Liberação do caos

A perseguição desvairada de um ideal de livre concorrência acaba por embaçar a capacidade de discernimento das autoridades, ameaçando o setor de combustíveis, a própria concorrência e o consumidor.

Como afirmam as principais entidades re­presentantes de diferentes elos da cadeia de combustíveis, não se trata de ser contra a livre concorrência, mas sim de considerar que mes­mo para a liberdade devem haver regras e, da­das as irregularidades presentes no mercado, sua ampliação neste momento só serviria para agravar ainda mais esses desvios, em prejuízo do Estado, de empresas e empresários idôneos e, pior, dos consumidores.

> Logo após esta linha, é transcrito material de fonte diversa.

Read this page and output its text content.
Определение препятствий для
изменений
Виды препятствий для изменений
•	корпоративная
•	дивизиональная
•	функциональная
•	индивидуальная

Com o pretexto de que o aumento da com­petição levará à queda dos preços finais, o gover­no propõe a destruição do atual e eficiente sis­tema de produção, distribuição e abastecimento (que, apesar dos pesares, funciona) e aposta na competência do mercado como ente regulador. Parece ignorar, além das dimensões continentais do país e da existência de fraudes nesse setor, a complexa estrutura tributária que o envolve e, ainda, a acirrada concorrência já existente entre os mais de 40 mil postos aqui instalados (de acordo com dados de 2018, divulgados pela Agência Nacional do Petróleo, Gás Natural e Bio­combustíveis, ANP).

Mas parece que não há muita disposição das autoridades em levar em consideração os argu­mentos de quem vive o dia-a-dia do setor de combustíveis.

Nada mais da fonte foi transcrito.